Fans of a certain UK boy band will also be pleased to know that they are headed to the HP Pavillion in July. One Direction will be playing there as part of their extensive summer tour of the U.S.
Outside Lands will be back with another lineup of high profile musicians from a variety of eras. Last year, legendary artists including Stevie Wonder, Metallica, Neil Young & Crazy Horse, Jack White, and the Foo Fighters headlined the concert. This year, the concert will be bringing 70-year-old Beatles legend Paul McCartney, the Red Hot Chili Peppers, Nine Inch Nails, the Yeah Yeah Yeahs, and Young the Giant, along with many others, to Golden Gate Park.

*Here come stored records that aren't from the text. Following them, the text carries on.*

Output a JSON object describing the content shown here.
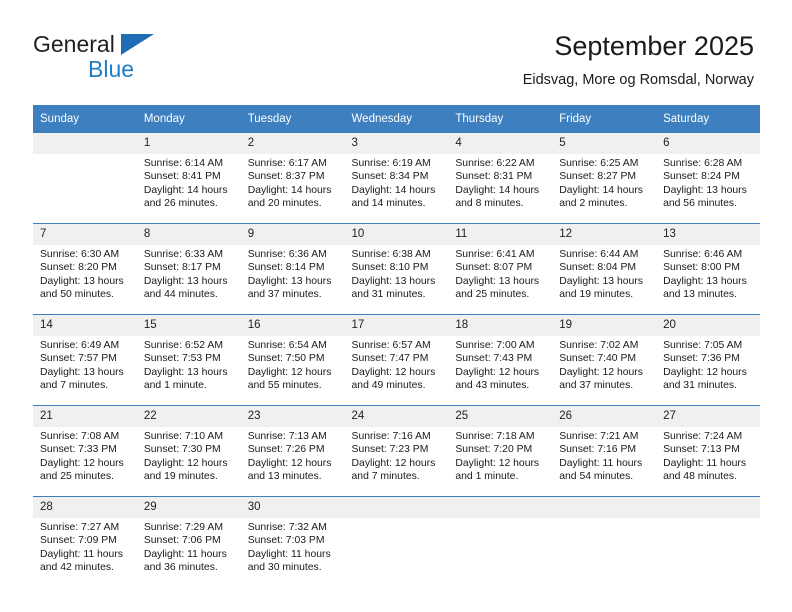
{
  "brand": {
    "name_part1": "General",
    "name_part2": "Blue"
  },
  "header": {
    "month_title": "September 2025",
    "location": "Eidsvag, More og Romsdal, Norway"
  },
  "colors": {
    "header_blue": "#3d7fbf",
    "brand_blue": "#1f7fc4",
    "daynum_band": "#f0f0f0",
    "text": "#1a1a1a"
  },
  "weekdays": [
    "Sunday",
    "Monday",
    "Tuesday",
    "Wednesday",
    "Thursday",
    "Friday",
    "Saturday"
  ],
  "weeks": [
    [
      {
        "day": "",
        "empty": true,
        "sunrise": "",
        "sunset": "",
        "daylight_line1": "",
        "daylight_line2": ""
      },
      {
        "day": "1",
        "sunrise": "Sunrise: 6:14 AM",
        "sunset": "Sunset: 8:41 PM",
        "daylight_line1": "Daylight: 14 hours",
        "daylight_line2": "and 26 minutes."
      },
      {
        "day": "2",
        "sunrise": "Sunrise: 6:17 AM",
        "sunset": "Sunset: 8:37 PM",
        "daylight_line1": "Daylight: 14 hours",
        "daylight_line2": "and 20 minutes."
      },
      {
        "day": "3",
        "sunrise": "Sunrise: 6:19 AM",
        "sunset": "Sunset: 8:34 PM",
        "daylight_line1": "Daylight: 14 hours",
        "daylight_line2": "and 14 minutes."
      },
      {
        "day": "4",
        "sunrise": "Sunrise: 6:22 AM",
        "sunset": "Sunset: 8:31 PM",
        "daylight_line1": "Daylight: 14 hours",
        "daylight_line2": "and 8 minutes."
      },
      {
        "day": "5",
        "sunrise": "Sunrise: 6:25 AM",
        "sunset": "Sunset: 8:27 PM",
        "daylight_line1": "Daylight: 14 hours",
        "daylight_line2": "and 2 minutes."
      },
      {
        "day": "6",
        "sunrise": "Sunrise: 6:28 AM",
        "sunset": "Sunset: 8:24 PM",
        "daylight_line1": "Daylight: 13 hours",
        "daylight_line2": "and 56 minutes."
      }
    ],
    [
      {
        "day": "7",
        "sunrise": "Sunrise: 6:30 AM",
        "sunset": "Sunset: 8:20 PM",
        "daylight_line1": "Daylight: 13 hours",
        "daylight_line2": "and 50 minutes."
      },
      {
        "day": "8",
        "sunrise": "Sunrise: 6:33 AM",
        "sunset": "Sunset: 8:17 PM",
        "daylight_line1": "Daylight: 13 hours",
        "daylight_line2": "and 44 minutes."
      },
      {
        "day": "9",
        "sunrise": "Sunrise: 6:36 AM",
        "sunset": "Sunset: 8:14 PM",
        "daylight_line1": "Daylight: 13 hours",
        "daylight_line2": "and 37 minutes."
      },
      {
        "day": "10",
        "sunrise": "Sunrise: 6:38 AM",
        "sunset": "Sunset: 8:10 PM",
        "daylight_line1": "Daylight: 13 hours",
        "daylight_line2": "and 31 minutes."
      },
      {
        "day": "11",
        "sunrise": "Sunrise: 6:41 AM",
        "sunset": "Sunset: 8:07 PM",
        "daylight_line1": "Daylight: 13 hours",
        "daylight_line2": "and 25 minutes."
      },
      {
        "day": "12",
        "sunrise": "Sunrise: 6:44 AM",
        "sunset": "Sunset: 8:04 PM",
        "daylight_line1": "Daylight: 13 hours",
        "daylight_line2": "and 19 minutes."
      },
      {
        "day": "13",
        "sunrise": "Sunrise: 6:46 AM",
        "sunset": "Sunset: 8:00 PM",
        "daylight_line1": "Daylight: 13 hours",
        "daylight_line2": "and 13 minutes."
      }
    ],
    [
      {
        "day": "14",
        "sunrise": "Sunrise: 6:49 AM",
        "sunset": "Sunset: 7:57 PM",
        "daylight_line1": "Daylight: 13 hours",
        "daylight_line2": "and 7 minutes."
      },
      {
        "day": "15",
        "sunrise": "Sunrise: 6:52 AM",
        "sunset": "Sunset: 7:53 PM",
        "daylight_line1": "Daylight: 13 hours",
        "daylight_line2": "and 1 minute."
      },
      {
        "day": "16",
        "sunrise": "Sunrise: 6:54 AM",
        "sunset": "Sunset: 7:50 PM",
        "daylight_line1": "Daylight: 12 hours",
        "daylight_line2": "and 55 minutes."
      },
      {
        "day": "17",
        "sunrise": "Sunrise: 6:57 AM",
        "sunset": "Sunset: 7:47 PM",
        "daylight_line1": "Daylight: 12 hours",
        "daylight_line2": "and 49 minutes."
      },
      {
        "day": "18",
        "sunrise": "Sunrise: 7:00 AM",
        "sunset": "Sunset: 7:43 PM",
        "daylight_line1": "Daylight: 12 hours",
        "daylight_line2": "and 43 minutes."
      },
      {
        "day": "19",
        "sunrise": "Sunrise: 7:02 AM",
        "sunset": "Sunset: 7:40 PM",
        "daylight_line1": "Daylight: 12 hours",
        "daylight_line2": "and 37 minutes."
      },
      {
        "day": "20",
        "sunrise": "Sunrise: 7:05 AM",
        "sunset": "Sunset: 7:36 PM",
        "daylight_line1": "Daylight: 12 hours",
        "daylight_line2": "and 31 minutes."
      }
    ],
    [
      {
        "day": "21",
        "sunrise": "Sunrise: 7:08 AM",
        "sunset": "Sunset: 7:33 PM",
        "daylight_line1": "Daylight: 12 hours",
        "daylight_line2": "and 25 minutes."
      },
      {
        "day": "22",
        "sunrise": "Sunrise: 7:10 AM",
        "sunset": "Sunset: 7:30 PM",
        "daylight_line1": "Daylight: 12 hours",
        "daylight_line2": "and 19 minutes."
      },
      {
        "day": "23",
        "sunrise": "Sunrise: 7:13 AM",
        "sunset": "Sunset: 7:26 PM",
        "daylight_line1": "Daylight: 12 hours",
        "daylight_line2": "and 13 minutes."
      },
      {
        "day": "24",
        "sunrise": "Sunrise: 7:16 AM",
        "sunset": "Sunset: 7:23 PM",
        "daylight_line1": "Daylight: 12 hours",
        "daylight_line2": "and 7 minutes."
      },
      {
        "day": "25",
        "sunrise": "Sunrise: 7:18 AM",
        "sunset": "Sunset: 7:20 PM",
        "daylight_line1": "Daylight: 12 hours",
        "daylight_line2": "and 1 minute."
      },
      {
        "day": "26",
        "sunrise": "Sunrise: 7:21 AM",
        "sunset": "Sunset: 7:16 PM",
        "daylight_line1": "Daylight: 11 hours",
        "daylight_line2": "and 54 minutes."
      },
      {
        "day": "27",
        "sunrise": "Sunrise: 7:24 AM",
        "sunset": "Sunset: 7:13 PM",
        "daylight_line1": "Daylight: 11 hours",
        "daylight_line2": "and 48 minutes."
      }
    ],
    [
      {
        "day": "28",
        "sunrise": "Sunrise: 7:27 AM",
        "sunset": "Sunset: 7:09 PM",
        "daylight_line1": "Daylight: 11 hours",
        "daylight_line2": "and 42 minutes."
      },
      {
        "day": "29",
        "sunrise": "Sunrise: 7:29 AM",
        "sunset": "Sunset: 7:06 PM",
        "daylight_line1": "Daylight: 11 hours",
        "daylight_line2": "and 36 minutes."
      },
      {
        "day": "30",
        "sunrise": "Sunrise: 7:32 AM",
        "sunset": "Sunset: 7:03 PM",
        "daylight_line1": "Daylight: 11 hours",
        "daylight_line2": "and 30 minutes."
      },
      {
        "day": "",
        "empty": true,
        "sunrise": "",
        "sunset": "",
        "daylight_line1": "",
        "daylight_line2": ""
      },
      {
        "day": "",
        "empty": true,
        "sunrise": "",
        "sunset": "",
        "daylight_line1": "",
        "daylight_line2": ""
      },
      {
        "day": "",
        "empty": true,
        "sunrise": "",
        "sunset": "",
        "daylight_line1": "",
        "daylight_line2": ""
      },
      {
        "day": "",
        "empty": true,
        "sunrise": "",
        "sunset": "",
        "daylight_line1": "",
        "daylight_line2": ""
      }
    ]
  ]
}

Outside Lands has been a premier music festival in San Francisco for five years now, attracting world famous acts for a three day venue that draws tens of thousands of people to Golden Gate Park each day of the concert.
Other festivals include Southern California’s famous Coachella, a festival that brings in many rock acts from across the globe. Smaller and more local festivals include live 105.3’s BFD, which featured 30 Seconds to Mars, Passion Pit, and Silversun Pickups as its headliners this year.

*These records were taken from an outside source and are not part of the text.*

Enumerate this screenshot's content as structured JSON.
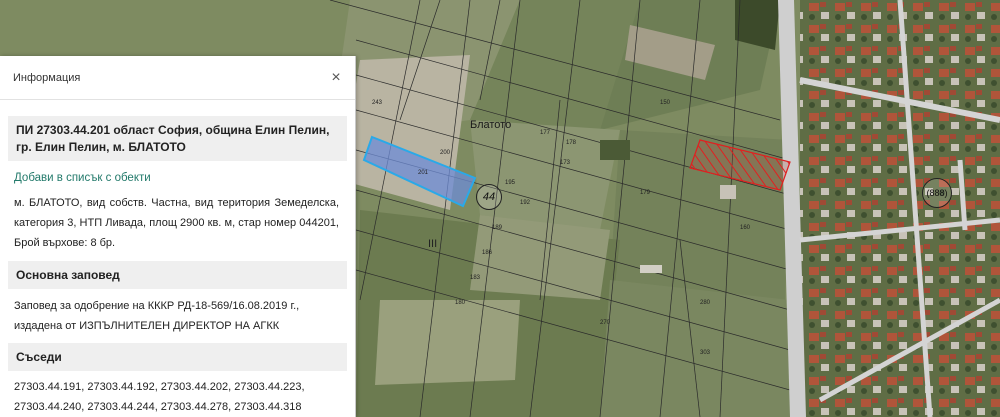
{
  "map": {
    "place_label": "Блатото",
    "route_badge": "44",
    "route_badge_2": "(888)",
    "roman_numeral": "III",
    "parcel_numbers": [
      "201",
      "243",
      "177",
      "178",
      "195",
      "192",
      "189",
      "186",
      "183",
      "180",
      "179",
      "270",
      "303",
      "150",
      "160",
      "280",
      "200",
      "173"
    ],
    "colors": {
      "selected_parcel_fill": "#6f8fd6",
      "selected_parcel_border": "#2aa9e8",
      "hatched_parcel": "#e02020",
      "road": "#cfcfcf",
      "field": "#7e8b61"
    }
  },
  "panel": {
    "title": "Информация",
    "close_label": "×",
    "object_title": "ПИ 27303.44.201 област София, община Елин Пелин, гр. Елин Пелин, м. БЛАТОТО",
    "add_link": "Добави в списък с обекти",
    "description": "м. БЛАТОТО, вид собств. Частна, вид територия Земеделска, категория 3, НТП Ливада, площ 2900 кв. м, стар номер 044201, Брой върхове: 8 бр.",
    "order_heading": "Основна заповед",
    "order_text": "Заповед за одобрение на КККР РД-18-569/16.08.2019 г., издадена от ИЗПЪЛНИТЕЛЕН ДИРЕКТОР НА АГКК",
    "neighbors_heading": "Съседи",
    "neighbors_text": "27303.44.191, 27303.44.192, 27303.44.202, 27303.44.223, 27303.44.240, 27303.44.244, 27303.44.278, 27303.44.318"
  }
}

The excitement and bustle of a huge music festival like Outside Lands conjures images of the quintessential festival: Woodstock. Regarded as a defining moment in music history, the cultural impact of Woodstock turned the 3 day venue into a household name.
Aragon principal Pat Kurtz was at the 1969 Woodstock, a now-legendary festival that featured acts like The Grateful Dead, Jimi Hendrix, Santana, The Who, and Creedence Clearwater Revival. The concert attracted nearly half a million people to a 600 hundred acre farm in the rural town of Bethel, New York.

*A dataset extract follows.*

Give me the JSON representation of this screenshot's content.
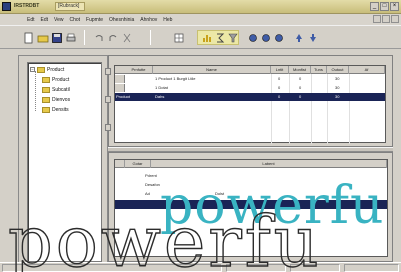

Kurtz attended the concert with a couple of friends while going to college in Albany. “I just knew it was a big concert. We were planning on meeting some college friends. We at first thought it would be easy to meet up,” Kurtz says, commenting on how crowded the festival was.
She says, “One of the reasons I think it was so popular was that it was not expensive. I remember the tickets went for about $25, in comparison to the price for three day festivals nowadays, that is not very much.” $25 translates to about $161.69 in today’s money, still a little more than half the price of the local three day Outside Lands music festival in San Francisco.
The concert attracted so many people that the Governor of New York considered sending in the National Guard to make sure that the festival did not descend into chaos. However, the concert manager was able to prevent the interference.
Advertised as “Woodstock Music and Arts Fair: 3 Days of Peace and Music,” a big part of the Woodstock legacy is, in fact, its simple combination of peace and music. Kurtz says, “It was during the Vietnam War. It was… the peace movement.”
The concert happened a couple of years after many major events in U.S. history, including the institution of a draft for the Vietnam War and the massive protests like March on Washington that Kurtz was actually a part of. The concerns about the war and the protesting that occured in the previous and future years added much meaning to the venue’s theme of peace through music. Remarkably, the potential for mass violence and disaster mostly avoided, replaced instead by an incredibly successful three days. Two deaths occured, one from heroin overdose and another from a tragic accident where a tractor ran over a sleeping attendee.
The legacy of Woodstock remains influential at many multi-day concerts today, and this summer promises to bring many big names to the Bay Area as Woodstock once did in New York.